I joined what was my father’s company, Litho Studios, when I was 17 years old. At the time I did an apprenticeship in graphic reproductions.

During this time I would regularly travel between Ireland and the US. I would often do up to three trips over seven days to transport images that featured on the covers of National Geographic, Time and Life magazines. It was incredible.

I then took over the business from my father in 2002, which was a very different one from what I started in because of technological advancements. When Apple developed the Mac computer and then Photoshop was introduced, it made Litho’s skills redundant.

In the end, we brought technology into the business and began to reskill employees. It was important that we embraced tech instead of running away from it in order for the business to survive. In 2003, I decided that Perigord would no longer be a family business and from there we rebranded and expanded into new areas such as pharma and life sciences.

Then jumping to last year, 70pc of the company was bought by Tech Mahindra and here we are now! We are entering a new stage of the company that is pivotal to its growth. Since the acquisition, we were able to grow Perigord into new sectors in Ireland such as consumer goods and marketing departments of pharmaceutical agencies. I am really looking forward to seeing what the future holds.

What’s the biggest risk you’ve ever taken?

In order for the business to survive, many risky decisions had to be made. One of the risks I took was deciding to move from the realms of a family business to focusing on scaling the business globally. This was tricky!

Working with family can be hard and often there are emotional ties to the business, but because of the industry that we are in and the ever-changing landscape, remaining a family business was not possible.

What one work skill do you wish you had?

Detail! I am a big-picture person – I love strategy, envisioning future states and creatively solving problems and challenges.

I also love detail – but having a busy life, it’s not exactly my greatest attribute.

How do you get the best out of your team?

I believe learning is important for teams to grow professionally. I find that learning from your peers is where you learn the most and I encourage this among all my teams at Perigord.

I experienced this first-hand when I attended a course at Stanford University in 2011. The group participating in the course was mostly made up of other CEOs and entrepreneurs. The course was interesting in itself, but I felt that I learned most from the others doing the course as well.

Sharing experiences is very important as we can learn from each other’s mistakes. I am still very friendly with the group and we often lean on each other for guidance as we continue to grow our businesses.

Have you noticed a diversity problem in your sector?

We are a very lucky business as we have sites in Ireland, Germany, India and the USA, which highlights the breadth of people, skills, ethnicities and culture that we are grateful to have in Perigord.

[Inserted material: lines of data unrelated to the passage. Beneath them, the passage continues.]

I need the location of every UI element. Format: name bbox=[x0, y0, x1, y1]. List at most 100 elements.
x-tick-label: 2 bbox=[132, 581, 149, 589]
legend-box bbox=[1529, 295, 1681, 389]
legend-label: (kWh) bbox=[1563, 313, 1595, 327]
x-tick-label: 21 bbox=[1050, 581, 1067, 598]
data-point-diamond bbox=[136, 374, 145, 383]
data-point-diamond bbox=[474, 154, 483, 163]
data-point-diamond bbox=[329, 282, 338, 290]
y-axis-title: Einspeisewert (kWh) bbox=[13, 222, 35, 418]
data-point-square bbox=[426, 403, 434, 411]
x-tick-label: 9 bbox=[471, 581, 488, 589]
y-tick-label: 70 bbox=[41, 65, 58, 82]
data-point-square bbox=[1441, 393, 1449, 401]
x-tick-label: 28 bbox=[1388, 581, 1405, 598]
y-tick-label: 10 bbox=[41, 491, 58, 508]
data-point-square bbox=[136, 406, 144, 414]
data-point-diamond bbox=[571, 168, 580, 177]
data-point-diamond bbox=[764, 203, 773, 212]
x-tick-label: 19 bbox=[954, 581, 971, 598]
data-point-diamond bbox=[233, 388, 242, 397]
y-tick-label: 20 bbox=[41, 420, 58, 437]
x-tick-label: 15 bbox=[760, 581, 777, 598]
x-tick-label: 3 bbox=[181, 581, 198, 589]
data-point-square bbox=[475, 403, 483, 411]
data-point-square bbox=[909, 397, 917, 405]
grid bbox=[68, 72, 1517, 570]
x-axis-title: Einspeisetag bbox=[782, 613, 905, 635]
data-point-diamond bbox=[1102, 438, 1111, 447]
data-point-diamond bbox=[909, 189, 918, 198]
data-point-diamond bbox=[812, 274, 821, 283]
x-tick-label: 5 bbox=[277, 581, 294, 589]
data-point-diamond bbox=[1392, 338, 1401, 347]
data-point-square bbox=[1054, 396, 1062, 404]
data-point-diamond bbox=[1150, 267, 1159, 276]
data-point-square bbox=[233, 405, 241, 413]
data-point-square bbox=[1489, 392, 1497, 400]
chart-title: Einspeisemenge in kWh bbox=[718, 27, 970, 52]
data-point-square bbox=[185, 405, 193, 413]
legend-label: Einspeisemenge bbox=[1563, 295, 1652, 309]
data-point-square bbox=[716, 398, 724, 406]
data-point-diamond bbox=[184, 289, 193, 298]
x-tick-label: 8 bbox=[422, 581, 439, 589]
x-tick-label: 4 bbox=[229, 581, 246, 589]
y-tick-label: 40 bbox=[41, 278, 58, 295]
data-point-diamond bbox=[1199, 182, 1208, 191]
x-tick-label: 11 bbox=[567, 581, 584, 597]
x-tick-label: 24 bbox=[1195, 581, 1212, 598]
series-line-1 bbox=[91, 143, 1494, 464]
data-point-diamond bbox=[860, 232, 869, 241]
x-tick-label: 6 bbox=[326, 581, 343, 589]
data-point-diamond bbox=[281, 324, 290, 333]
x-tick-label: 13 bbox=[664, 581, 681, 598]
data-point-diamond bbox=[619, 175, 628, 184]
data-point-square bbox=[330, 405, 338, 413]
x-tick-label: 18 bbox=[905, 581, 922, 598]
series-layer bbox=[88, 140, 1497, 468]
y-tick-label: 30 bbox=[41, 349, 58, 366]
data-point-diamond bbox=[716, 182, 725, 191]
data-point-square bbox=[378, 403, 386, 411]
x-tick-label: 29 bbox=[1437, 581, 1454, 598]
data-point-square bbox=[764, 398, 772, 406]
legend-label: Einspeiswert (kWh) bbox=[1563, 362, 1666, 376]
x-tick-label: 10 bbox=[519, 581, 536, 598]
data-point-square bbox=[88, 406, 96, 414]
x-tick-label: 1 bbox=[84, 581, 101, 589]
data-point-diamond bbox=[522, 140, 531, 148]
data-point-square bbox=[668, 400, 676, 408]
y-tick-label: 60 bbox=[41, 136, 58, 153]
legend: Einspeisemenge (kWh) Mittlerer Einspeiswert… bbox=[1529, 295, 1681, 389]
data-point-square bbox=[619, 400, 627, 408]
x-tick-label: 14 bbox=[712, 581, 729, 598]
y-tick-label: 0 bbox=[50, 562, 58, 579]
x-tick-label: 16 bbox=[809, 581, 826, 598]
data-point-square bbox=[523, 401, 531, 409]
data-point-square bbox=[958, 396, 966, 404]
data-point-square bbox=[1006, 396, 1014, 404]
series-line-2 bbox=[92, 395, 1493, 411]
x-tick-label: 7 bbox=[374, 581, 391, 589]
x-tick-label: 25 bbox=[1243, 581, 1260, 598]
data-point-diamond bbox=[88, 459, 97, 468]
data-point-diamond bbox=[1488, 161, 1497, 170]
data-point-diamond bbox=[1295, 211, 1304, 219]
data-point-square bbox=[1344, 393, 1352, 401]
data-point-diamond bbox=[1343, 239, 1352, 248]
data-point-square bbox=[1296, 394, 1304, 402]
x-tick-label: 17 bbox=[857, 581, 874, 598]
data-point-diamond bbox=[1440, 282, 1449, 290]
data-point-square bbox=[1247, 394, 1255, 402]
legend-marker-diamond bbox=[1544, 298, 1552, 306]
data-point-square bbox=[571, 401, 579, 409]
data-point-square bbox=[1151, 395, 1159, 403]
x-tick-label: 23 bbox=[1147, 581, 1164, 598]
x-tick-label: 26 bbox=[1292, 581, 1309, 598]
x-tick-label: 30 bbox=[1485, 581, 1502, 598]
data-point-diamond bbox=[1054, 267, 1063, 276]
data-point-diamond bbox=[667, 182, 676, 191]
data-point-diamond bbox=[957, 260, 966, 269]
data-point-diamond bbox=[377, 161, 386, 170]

People are what make Perigord and we will continue to embrace the strengths of our diversity across all of our colleagues. Each plays a vital role in making our business the success it is today.

What’s the best piece of career advice you have ever received?

One of the main takeaways from the Stanford course was, ‘Just listen to the client and build what the client wants.’ I took this piece of advice home with me and from then on applied it to my efforts of scaling Perigord into what it is today.

Also, don’t sweat the small stuff!

What books have you read that you would recommend?

The Chimp Paradox by Prof Steve Peters. The understanding gained from reading this book absolutely has made my decision making better and more informed – I highly recommend it.

What are the essential tools and resources that get you through the working week?

Sleep. The consistency of getting regular sleep enables me to manage my week. Without it, my performance drops, no doubt!